Of course, it’s one thing to give the message, another to hear it, and a third thing altogether to act on it. Here’s the problem. If one hasn’t already got one’s act together, how’s one to do so now? There’s no effective agency. So doable deeds seem few and far between. Worst-case scenarios are experienced often: dysfunctional individuals and families, dysfunctional companies and workplaces, dysfunctional politics and countries.
Fortunately, though, having one’s act together is a matter of degree. So it is that life goes on, however fitfully. What, then, can help us be more effective agents? What can make our lives more likely to flourish and less likely to fall apart?

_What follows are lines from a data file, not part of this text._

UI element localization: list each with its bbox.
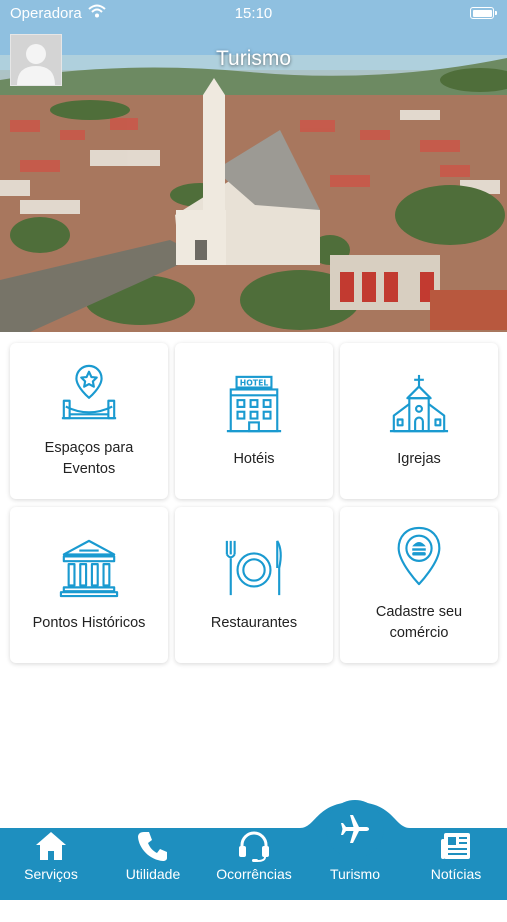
status-bar: Operadora 15:10 — [0, 0, 507, 28]
restaurant-icon — [225, 539, 282, 595]
battery-icon — [470, 7, 497, 19]
nav-item-turismo-button[interactable] — [326, 800, 384, 858]
card-cadastre-comercio[interactable]: Cadastre seu comércio — [340, 507, 498, 663]
card-restaurantes[interactable]: Restaurantes — [175, 507, 333, 663]
event-stage-icon — [61, 364, 117, 420]
nav-item-turismo[interactable]: Turismo — [305, 862, 405, 922]
nav-item-noticias[interactable]: Notícias — [406, 830, 506, 890]
card-label: Pontos Históricos — [32, 614, 146, 631]
nav-label: Ocorrências — [216, 866, 292, 882]
page-title: Turismo — [215, 47, 292, 70]
nav-label: Turismo — [329, 866, 381, 882]
card-label: Hotéis — [233, 450, 275, 467]
card-label: Igrejas — [397, 450, 441, 467]
home-icon — [36, 832, 66, 860]
nav-label: Serviços — [24, 866, 78, 882]
svg-text:HOTEL: HOTEL — [240, 378, 269, 387]
location-pin-icon — [397, 526, 441, 586]
church-icon — [389, 374, 449, 432]
bottom-navigation: Serviços Utilidade Ocorrências Turismo N… — [0, 800, 507, 900]
airplane-icon — [341, 815, 369, 843]
nav-item-servicos[interactable]: Serviços — [1, 830, 101, 890]
card-espacos-eventos[interactable]: Espaços para Eventos — [10, 343, 168, 499]
card-igrejas[interactable]: Igrejas — [340, 343, 498, 499]
hero-banner: Operadora 15:10 Turismo — [0, 0, 507, 332]
status-time: 15:10 — [234, 5, 273, 22]
card-label: Espaços para Eventos — [44, 440, 134, 477]
tourism-menu-grid: Espaços para Eventos HOTEL Hotéis Igreja — [10, 343, 498, 663]
nav-label: Notícias — [430, 866, 482, 882]
card-label: Cadastre seu comércio — [375, 604, 463, 641]
headset-icon — [239, 831, 269, 862]
nav-item-utilidade[interactable]: Utilidade — [103, 830, 203, 890]
nav-item-ocorrencias[interactable]: Ocorrências — [204, 830, 304, 890]
card-hoteis[interactable]: HOTEL Hotéis — [175, 343, 333, 499]
newspaper-icon — [441, 833, 470, 859]
card-pontos-historicos[interactable]: Pontos Históricos — [10, 507, 168, 663]
phone-icon — [138, 832, 167, 861]
card-label: Restaurantes — [210, 614, 298, 631]
hotel-icon: HOTEL — [226, 375, 282, 432]
nav-label: Utilidade — [125, 866, 181, 882]
museum-icon — [59, 539, 119, 597]
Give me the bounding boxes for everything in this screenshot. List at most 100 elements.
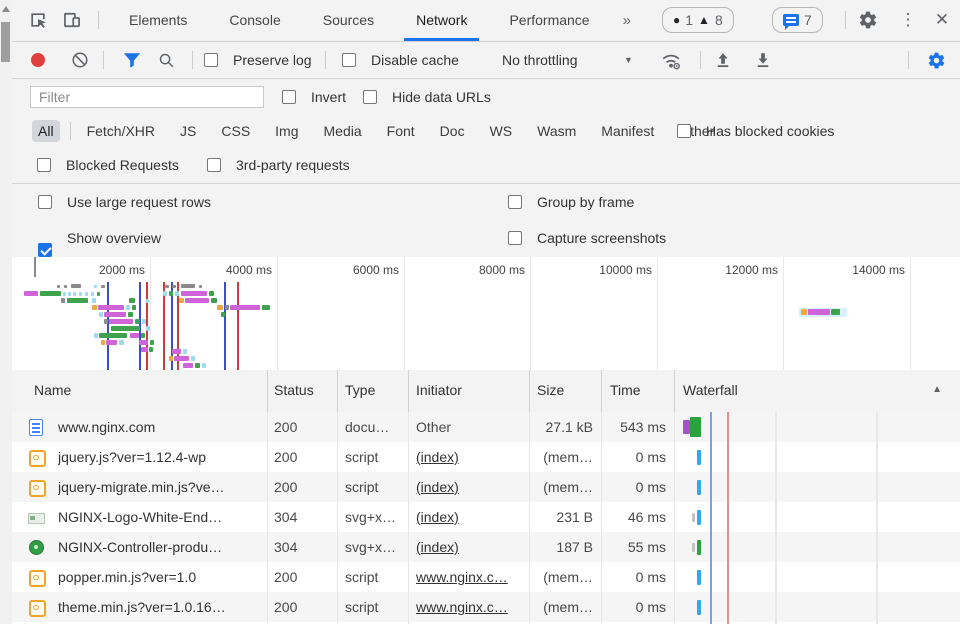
- overview-bar: [99, 312, 103, 317]
- import-har-icon[interactable]: [714, 51, 732, 69]
- issues-badge[interactable]: 7: [772, 7, 823, 33]
- column-header-initiator[interactable]: Initiator: [416, 382, 462, 398]
- request-initiator: (index): [416, 442, 524, 472]
- use-large-rows-checkbox[interactable]: [38, 195, 52, 209]
- tab-sources[interactable]: Sources: [302, 0, 395, 41]
- inspect-element-icon[interactable]: [28, 10, 48, 30]
- issues-icon: [783, 14, 799, 26]
- waterfall-cell: [674, 412, 946, 442]
- initiator-link[interactable]: www.nginx.c…: [416, 569, 508, 585]
- close-devtools-icon[interactable]: ✕: [932, 10, 952, 30]
- request-type: script: [345, 592, 403, 622]
- initiator-link[interactable]: www.nginx.c…: [416, 599, 508, 615]
- request-initiator: (index): [416, 532, 524, 562]
- request-row[interactable]: popper.min.js?ver=1.0200scriptwww.nginx.…: [12, 562, 960, 592]
- overview-bar: [191, 356, 195, 361]
- more-tabs-button[interactable]: »: [611, 1, 643, 41]
- overview-bar: [141, 333, 145, 338]
- network-settings-gear-icon[interactable]: [927, 51, 946, 70]
- request-row[interactable]: theme.min.js?ver=1.0.16…200scriptwww.ngi…: [12, 592, 960, 622]
- has-blocked-cookies-checkbox[interactable]: [677, 124, 691, 138]
- filter-input[interactable]: [30, 86, 264, 108]
- request-row[interactable]: jquery-migrate.min.js?ve…200script(index…: [12, 472, 960, 502]
- initiator-link[interactable]: (index): [416, 479, 459, 495]
- overview-bar: [172, 285, 176, 288]
- overview-bar: [63, 292, 66, 296]
- filter-type-js[interactable]: JS: [174, 120, 202, 142]
- column-header-time[interactable]: Time: [610, 382, 641, 398]
- issues-count: 7: [804, 12, 812, 28]
- column-divider: [529, 412, 530, 624]
- errors-warnings-badge[interactable]: ● 1 ▲ 8: [662, 7, 734, 33]
- filter-type-all[interactable]: All: [32, 120, 60, 142]
- overview-bar: [142, 319, 146, 324]
- column-header-size[interactable]: Size: [537, 382, 564, 398]
- filter-type-css[interactable]: CSS: [215, 120, 256, 142]
- blocked-requests-checkbox[interactable]: [37, 158, 51, 172]
- overview-bar: [85, 292, 88, 296]
- initiator-link[interactable]: (index): [416, 539, 459, 555]
- filter-type-wasm[interactable]: Wasm: [531, 120, 582, 142]
- divider: [192, 51, 193, 69]
- filter-type-manifest[interactable]: Manifest: [595, 120, 660, 142]
- capture-screenshots-checkbox[interactable]: [508, 231, 522, 245]
- initiator-link[interactable]: (index): [416, 449, 459, 465]
- kebab-menu-icon[interactable]: ⋮: [898, 10, 918, 30]
- filter-type-img[interactable]: Img: [269, 120, 304, 142]
- network-conditions-icon[interactable]: [660, 51, 682, 70]
- filter-type-media[interactable]: Media: [318, 120, 368, 142]
- request-time: 0 ms: [601, 562, 666, 592]
- chevron-down-icon[interactable]: ▼: [624, 55, 633, 65]
- group-by-frame-label: Group by frame: [537, 194, 634, 210]
- filter-type-font[interactable]: Font: [381, 120, 421, 142]
- request-size: (mem…: [529, 592, 593, 622]
- scroll-up-arrow-icon[interactable]: [2, 6, 10, 12]
- column-header-type[interactable]: Type: [345, 382, 375, 398]
- overview-bar: [183, 363, 193, 368]
- filter-funnel-icon[interactable]: [123, 52, 141, 69]
- record-button[interactable]: [31, 53, 45, 67]
- tab-network[interactable]: Network: [395, 0, 488, 41]
- column-header-name[interactable]: Name: [34, 382, 71, 398]
- request-row[interactable]: www.nginx.com200docu…Other27.1 kB543 ms: [12, 412, 960, 442]
- resource-type-filter-bar: All Fetch/XHR JS CSS Img Media Font Doc WS Wasm Ma…: [12, 115, 960, 147]
- column-divider: [267, 412, 268, 624]
- overview-bar: [181, 284, 195, 288]
- third-party-requests-checkbox[interactable]: [207, 158, 221, 172]
- network-overview-timeline[interactable]: 2000 ms4000 ms6000 ms8000 ms10000 ms1200…: [12, 257, 960, 371]
- overview-bar: [24, 291, 38, 296]
- column-header-status[interactable]: Status: [274, 382, 314, 398]
- tab-console[interactable]: Console: [208, 0, 301, 41]
- request-type: script: [345, 562, 403, 592]
- hide-data-urls-checkbox[interactable]: [363, 90, 377, 104]
- disable-cache-checkbox[interactable]: [342, 53, 356, 67]
- filter-type-fetch-xhr[interactable]: Fetch/XHR: [81, 120, 161, 142]
- waterfall-bar: [683, 420, 690, 434]
- clear-network-log-icon[interactable]: [71, 51, 89, 69]
- tab-performance[interactable]: Performance: [488, 0, 610, 41]
- initiator-link[interactable]: (index): [416, 509, 459, 525]
- overview-bar: [163, 291, 167, 296]
- request-row[interactable]: NGINX-Controller-produ…304svg+x…(index)1…: [12, 532, 960, 562]
- request-row[interactable]: jquery.js?ver=1.12.4-wp200script(index)(…: [12, 442, 960, 472]
- throttling-select[interactable]: No throttling: [502, 52, 577, 68]
- show-overview-checkbox[interactable]: [38, 243, 52, 257]
- request-time: 0 ms: [601, 592, 666, 622]
- search-icon[interactable]: [158, 52, 175, 69]
- export-har-icon[interactable]: [754, 51, 772, 69]
- sort-ascending-icon[interactable]: ▲: [932, 384, 942, 395]
- settings-gear-icon[interactable]: [858, 10, 878, 30]
- filter-type-doc[interactable]: Doc: [434, 120, 471, 142]
- group-by-frame-checkbox[interactable]: [508, 195, 522, 209]
- preserve-log-checkbox[interactable]: [204, 53, 218, 67]
- invert-checkbox[interactable]: [282, 90, 296, 104]
- device-toolbar-icon[interactable]: [62, 10, 82, 30]
- filter-type-ws[interactable]: WS: [484, 120, 519, 142]
- filter-bar: Invert Hide data URLs: [12, 79, 960, 115]
- scrollbar-thumb[interactable]: [1, 22, 10, 62]
- request-size: (mem…: [529, 472, 593, 502]
- tab-elements[interactable]: Elements: [108, 0, 208, 41]
- timeline-tick-label: 2000 ms: [99, 263, 150, 277]
- request-row[interactable]: NGINX-Logo-White-End…304svg+x…(index)231…: [12, 502, 960, 532]
- column-header-waterfall[interactable]: Waterfall: [683, 382, 738, 398]
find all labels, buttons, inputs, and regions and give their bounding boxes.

A key factor is coming to have, at every level, a sense of the whole. For a start, we need a sense of what makes a person whole. Since we are rational beings, we also find ourselves wondering about what constitutes, for example, the family as an integrated whole. If we can’t achieve a sensibility about the family, we’re not likely to get very far.
What is this thinking about what makes us and our families and (shoot for the moon!) our cultures and countries whole? It’s philosophical thinking. In thinking this way, we go beyond expertise and adding to our skill sets. There’s also more to it than the exercise of our intelligence, though intellectual it surely is. Thinking philosophically aims at understanding parts in relation to wholes and wholes in relation to parts. Everything is what it is, and everything is in relation.
But there’s still more to come. Thinking philosophically reaches to wisdom. We see such thinking in the Wisdom Literature of Scripture. We also see it anywhere people, while immersed in the everyday, look beyond the everyday to that which gives meaning to the everyday.
“Where there is no vision,” Scripture tells us, “the people perish.” Why? Because without wisdom nothing makes much sense. The everyday becomes little more than a rat race. There is no effective agency. Dysfunction is the order of the day. Indeed, the order of the day is an established disorder. Restoring right order depends on two realities.
First comes the natural. By nature we are rational, and so it is that we come to understand our existential predicament. We can think beyond an environment of crisis in a way that is not open to animals. But we must do so together, and this calls for a habit, as it were, of public philosophy. We are not limited to exhibiting behaviors. We can engage in the doable deeds of building a world that points to the Kingdom for which we pray.
The second reality is God’s gratuitous grace. It both heals our fallen nature and, in redeeming it, shows us that we can come to share in Divine life. This redemption is God’s ongoing and doable deed. Call it salvation’s history—past, present, and to come.